Officials with the federal government and BP PLC have maintained throughout the oil spill that no dispersant products have been used near shorelines in Alabama or Mississippi.
Marco Kaltofen, part of the group of scientists who found the oil in Mississippi Sound, said it was impossible to determine when the dispersant had been applied to the oil. Results from the tests, which were conducted in a Colorado laboratory, indicated the oil was from the Deepwater Horizon well, he said.
“EPA samples found only one indication of dispersant near shore in Louisiana. That location was sampled several times with no other detection,” U.S. Environmental Protection Agency spokeswoman Terri White said in a Monday e-mail. “There is no authorization to apply any dispersant at this time. If anyone has information about this, they need to report it immediately so it can be investigated and referred to law enforcement.”
Smith, the lawyer who funded Kaltofen’s sampling expedition, discounted the notion that dispersants had not been used near shore.
“I personally saw C-130s applying dispersants from my hotel room in the Florida Panhandle. They were spraying directly adjacent to the beach right at dusk,” said Smith. “Fishermen I’ve talked to say they’ve been sprayed. This idea they are not using this stuff near the coast is nonsense.”

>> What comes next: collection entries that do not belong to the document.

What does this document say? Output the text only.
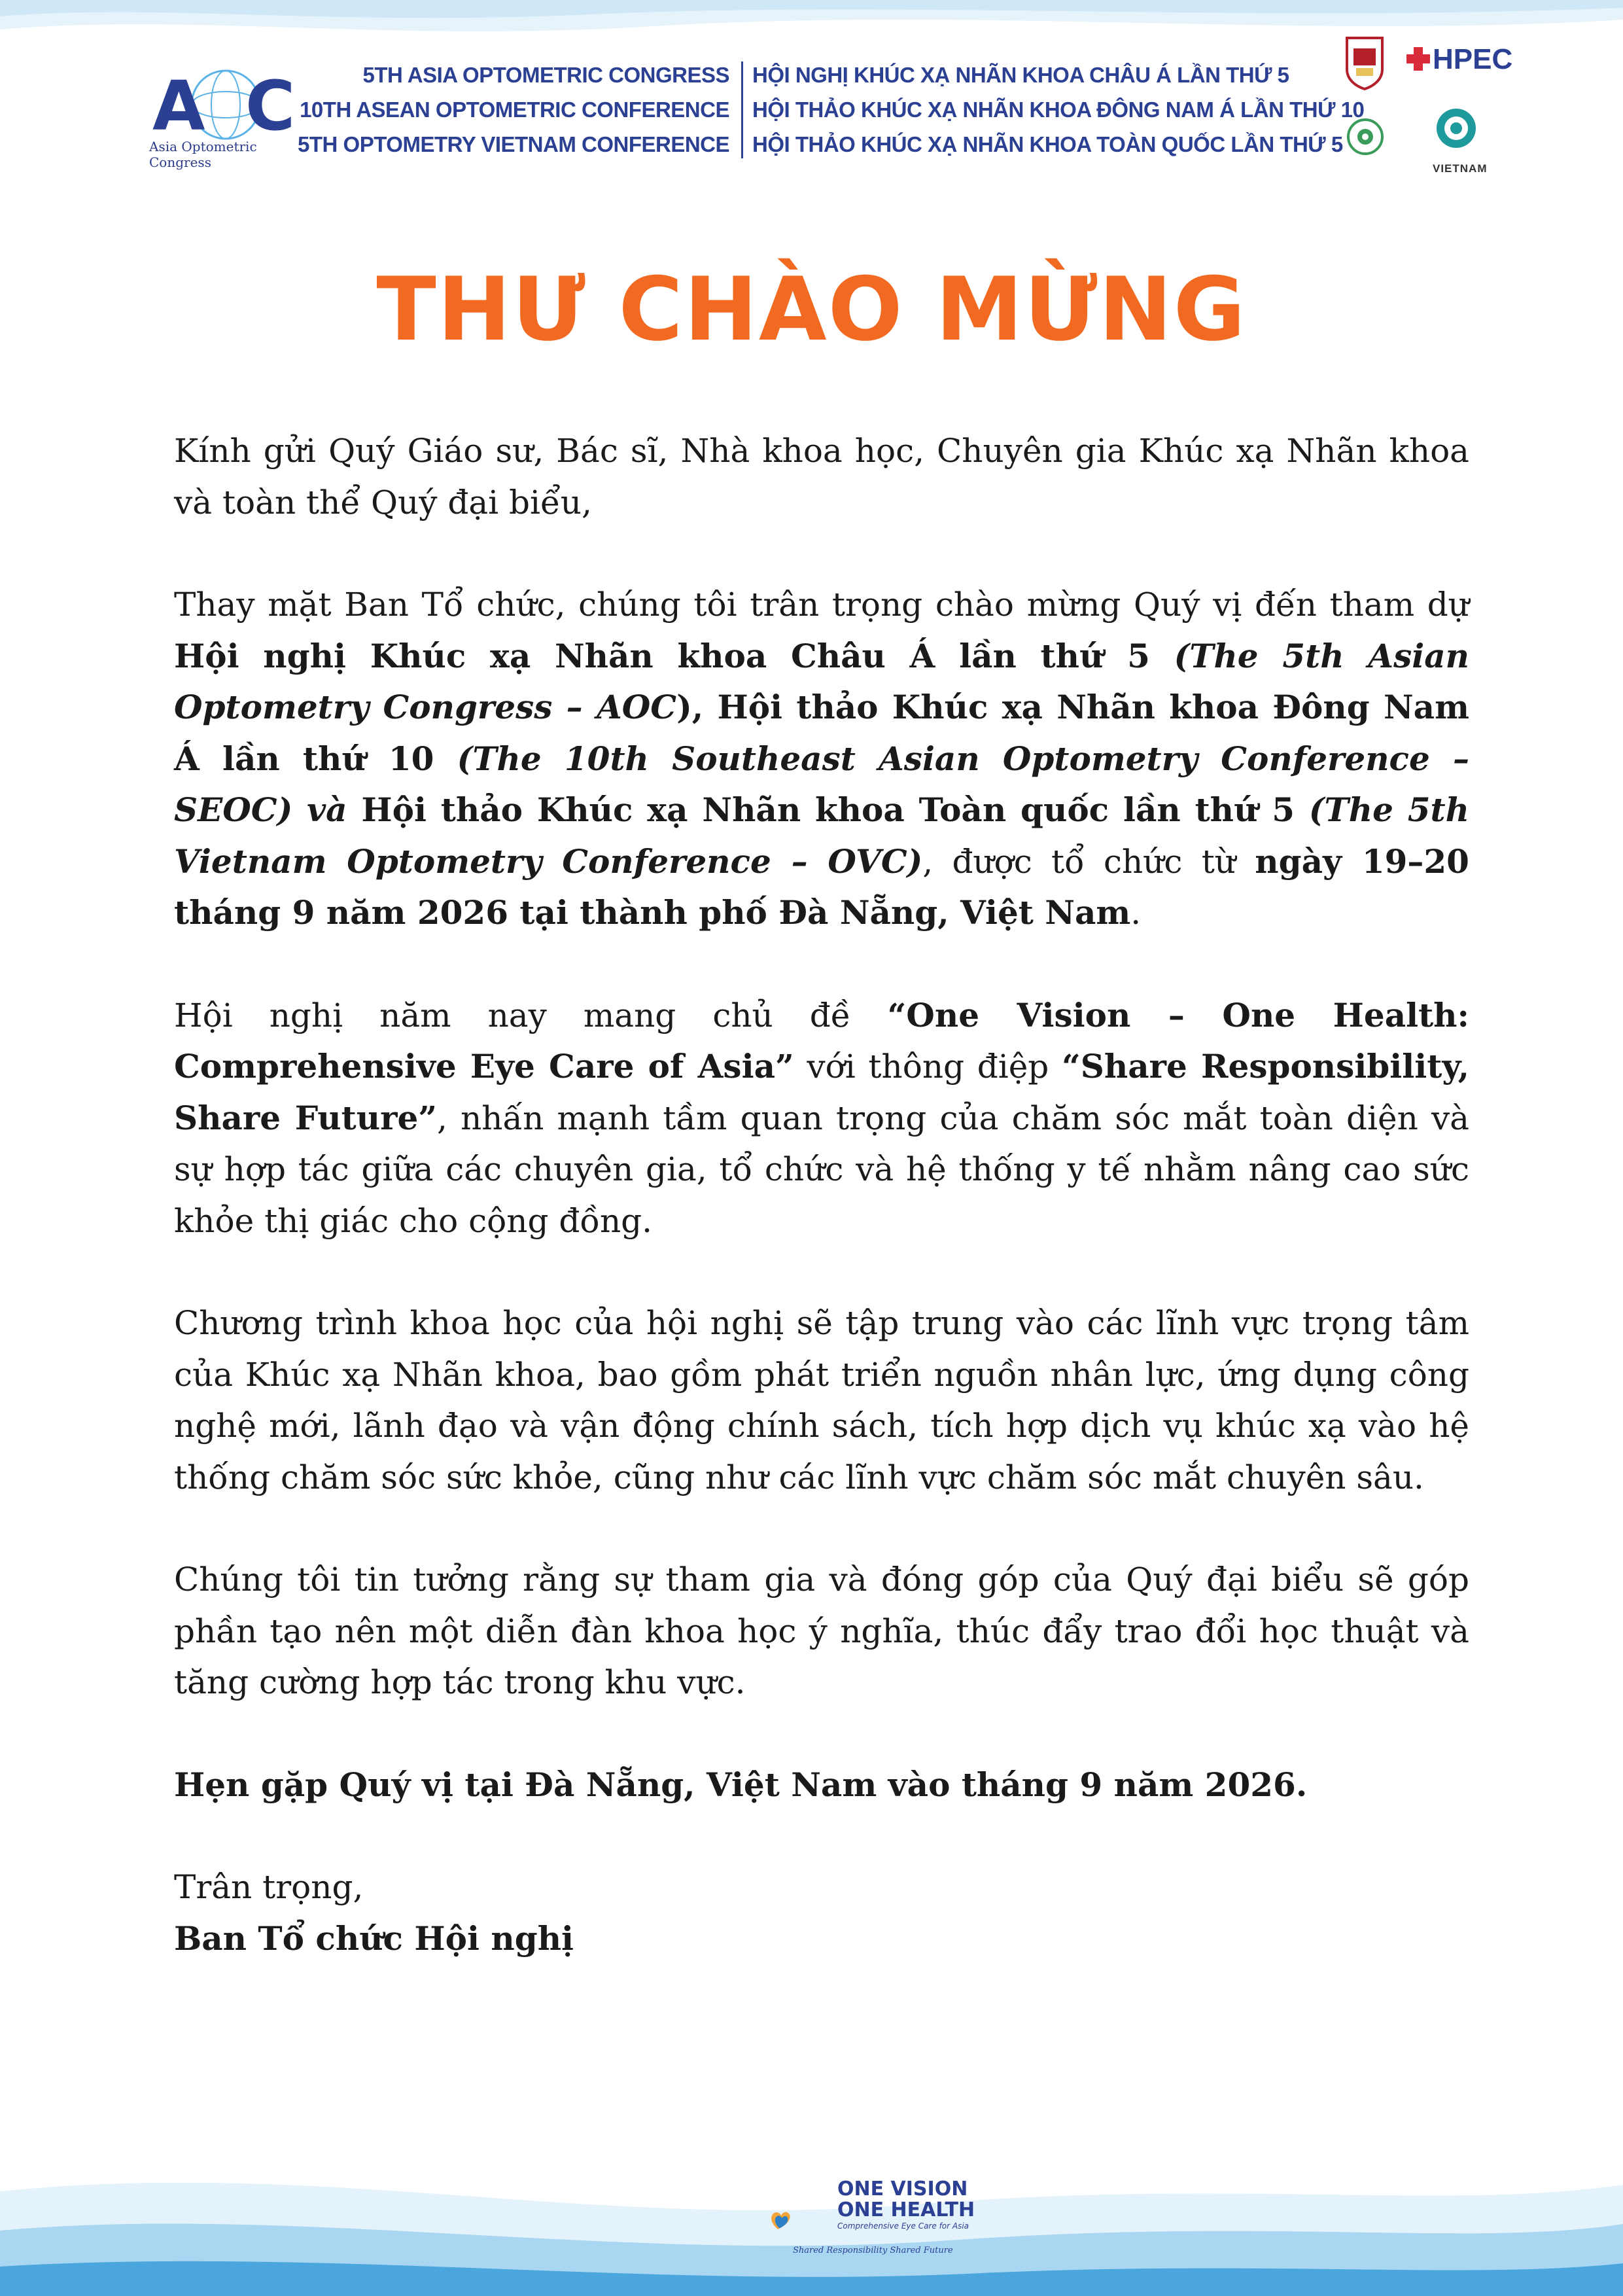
A C
Asia Optometric Congress
5TH ASIA OPTOMETRIC CONGRESS
10TH ASEAN OPTOMETRIC CONFERENCE
5TH OPTOMETRY VIETNAM CONFERENCE
HỘI NGHỊ KHÚC XẠ NHÃN KHOA CHÂU Á LẦN THỨ 5
HỘI THẢO KHÚC XẠ NHÃN KHOA ĐÔNG NAM Á LẦN THỨ 10
HỘI THẢO KHÚC XẠ NHÃN KHOA TOÀN QUỐC LẦN THỨ 5
HPEC
VIETNAM
THƯ CHÀO MỪNG

Kính gửi Quý Giáo sư, Bác sĩ, Nhà khoa học, Chuyên gia Khúc xạ Nhãn khoa và toàn thể Quý đại biểu,

Thay mặt Ban Tổ chức, chúng tôi trân trọng chào mừng Quý vị đến tham dự Hội nghị Khúc xạ Nhãn khoa Châu Á lần thứ 5 (The 5th Asian Optometry Congress – AOC), Hội thảo Khúc xạ Nhãn khoa Đông Nam Á lần thứ 10 (The 10th Southeast Asian Optometry Conference – SEOC) và Hội thảo Khúc xạ Nhãn khoa Toàn quốc lần thứ 5 (The 5th Vietnam Optometry Conference – OVC), được tổ chức từ ngày 19–20 tháng 9 năm 2026 tại thành phố Đà Nẵng, Việt Nam.

Hội nghị năm nay mang chủ đề “One Vision – One Health: Comprehensive Eye Care of Asia” với thông điệp “Share Responsibility, Share Future”, nhấn mạnh tầm quan trọng của chăm sóc mắt toàn diện và sự hợp tác giữa các chuyên gia, tổ chức và hệ thống y tế nhằm nâng cao sức khỏe thị giác cho cộng đồng.

Chương trình khoa học của hội nghị sẽ tập trung vào các lĩnh vực trọng tâm của Khúc xạ Nhãn khoa, bao gồm phát triển nguồn nhân lực, ứng dụng công nghệ mới, lãnh đạo và vận động chính sách, tích hợp dịch vụ khúc xạ vào hệ thống chăm sóc sức khỏe, cũng như các lĩnh vực chăm sóc mắt chuyên sâu.

Chúng tôi tin tưởng rằng sự tham gia và đóng góp của Quý đại biểu sẽ góp phần tạo nên một diễn đàn khoa học ý nghĩa, thúc đẩy trao đổi học thuật và tăng cường hợp tác trong khu vực.

Hẹn gặp Quý vị tại Đà Nẵng, Việt Nam vào tháng 9 năm 2026.

Trân trọng,

Ban Tổ chức Hội nghị

ONE VISION
ONE HEALTH
Comprehensive Eye Care for Asia
Shared Responsibility Shared Future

Other tests are coming back positive for dispersant as well.
BP Tells Experienced Gulf Fishermen that They Don’t Know the Difference Between Oil and Seafloor Muck
The Pensacola News Journal notes:
Recreational fisherman Mark Fuqua, 47, of Pensacola, who has fished the waters from Destin to Pensacola most of his life, discovered just how big the mess is on the first day he struck out to drop a line in the water since the fishing ban was lifted two weeks ago.

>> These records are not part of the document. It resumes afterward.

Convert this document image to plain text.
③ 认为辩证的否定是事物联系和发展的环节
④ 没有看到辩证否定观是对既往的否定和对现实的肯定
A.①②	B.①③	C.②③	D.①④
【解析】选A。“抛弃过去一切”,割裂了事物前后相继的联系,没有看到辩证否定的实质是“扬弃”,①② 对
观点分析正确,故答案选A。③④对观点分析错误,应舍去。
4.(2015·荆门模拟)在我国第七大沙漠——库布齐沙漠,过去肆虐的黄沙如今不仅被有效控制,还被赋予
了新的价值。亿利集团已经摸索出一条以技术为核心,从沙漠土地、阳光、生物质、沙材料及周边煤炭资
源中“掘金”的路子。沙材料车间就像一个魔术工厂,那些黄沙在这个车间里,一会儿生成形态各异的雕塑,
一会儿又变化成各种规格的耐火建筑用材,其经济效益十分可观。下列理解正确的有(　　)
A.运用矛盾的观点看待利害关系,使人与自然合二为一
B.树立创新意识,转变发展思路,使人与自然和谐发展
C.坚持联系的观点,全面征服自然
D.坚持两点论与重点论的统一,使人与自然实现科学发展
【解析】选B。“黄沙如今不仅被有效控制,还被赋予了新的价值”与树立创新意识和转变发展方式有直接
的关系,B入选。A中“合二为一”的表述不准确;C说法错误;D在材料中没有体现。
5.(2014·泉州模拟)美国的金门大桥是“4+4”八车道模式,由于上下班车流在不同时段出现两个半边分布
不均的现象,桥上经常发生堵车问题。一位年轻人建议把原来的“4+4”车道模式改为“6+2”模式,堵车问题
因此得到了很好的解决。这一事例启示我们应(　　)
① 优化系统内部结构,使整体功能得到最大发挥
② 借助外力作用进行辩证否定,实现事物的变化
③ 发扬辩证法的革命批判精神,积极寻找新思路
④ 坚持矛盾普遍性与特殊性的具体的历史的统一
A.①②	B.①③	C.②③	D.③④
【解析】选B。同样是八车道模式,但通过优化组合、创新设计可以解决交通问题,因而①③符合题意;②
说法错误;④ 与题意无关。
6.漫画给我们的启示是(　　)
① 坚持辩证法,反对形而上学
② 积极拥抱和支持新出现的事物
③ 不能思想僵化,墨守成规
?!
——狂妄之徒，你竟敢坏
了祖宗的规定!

After a day of fishing in several areas of the bay on Wednesday, his boat, anchor and cast net were covered in oil.
“I’ve never seen anything like it,” he said. “I was fishing in front of Palafox Pier and pulled up my anchor, and it looked like it had black mud on it. I reached down to try to wipe it off and it was all greasy, like greasy sand.”
The anchor was dropped in 20 feet of water.

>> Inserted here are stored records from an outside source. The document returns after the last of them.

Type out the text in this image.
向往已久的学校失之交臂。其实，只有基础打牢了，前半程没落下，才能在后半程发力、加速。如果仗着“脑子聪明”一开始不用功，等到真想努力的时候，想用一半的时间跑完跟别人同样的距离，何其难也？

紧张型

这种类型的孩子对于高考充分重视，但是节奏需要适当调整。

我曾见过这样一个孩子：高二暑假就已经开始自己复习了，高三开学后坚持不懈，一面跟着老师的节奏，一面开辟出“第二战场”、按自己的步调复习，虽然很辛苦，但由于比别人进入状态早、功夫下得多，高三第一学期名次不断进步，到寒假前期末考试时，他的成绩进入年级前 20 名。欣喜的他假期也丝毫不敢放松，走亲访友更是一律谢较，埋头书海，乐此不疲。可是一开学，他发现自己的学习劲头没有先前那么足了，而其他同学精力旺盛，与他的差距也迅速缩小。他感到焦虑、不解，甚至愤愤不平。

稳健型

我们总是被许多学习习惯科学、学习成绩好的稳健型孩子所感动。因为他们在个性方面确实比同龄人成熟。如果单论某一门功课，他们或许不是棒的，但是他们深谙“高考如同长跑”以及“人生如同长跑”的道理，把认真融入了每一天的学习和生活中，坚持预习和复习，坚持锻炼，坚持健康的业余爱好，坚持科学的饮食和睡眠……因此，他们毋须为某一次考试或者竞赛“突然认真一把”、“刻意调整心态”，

[Scott Piggott, who heads the Escambia and Santa Rosa cleanup operation for BP] said the reports from fishermen about finding oil often are not reliable.
“I’ve heard accounts of people who hold up their anchors that have this black stuff on it,” he said. “I can’t tell you how many times we’ve gotten reports from fishermen with sightings of sheen and oil. Ninety-nine percent of the time, these reports turn out to be organic material.”
Fuqua said Piggott’s statement “sounds typical.”
“BP is really counting on that out-of-sight, out-of-mind thing. It’s there and they know it,” he said. “They need to be exposed and made to do something about it.”
Sure, and the oil plumes and dispersant which experienced scientists think they are finding in the Gulf are really just kelp, and the dead animals which people see are really just sleeping, and the rashes and breathing problems coastal residents exposed to the dispersant are suffering are really just allergies.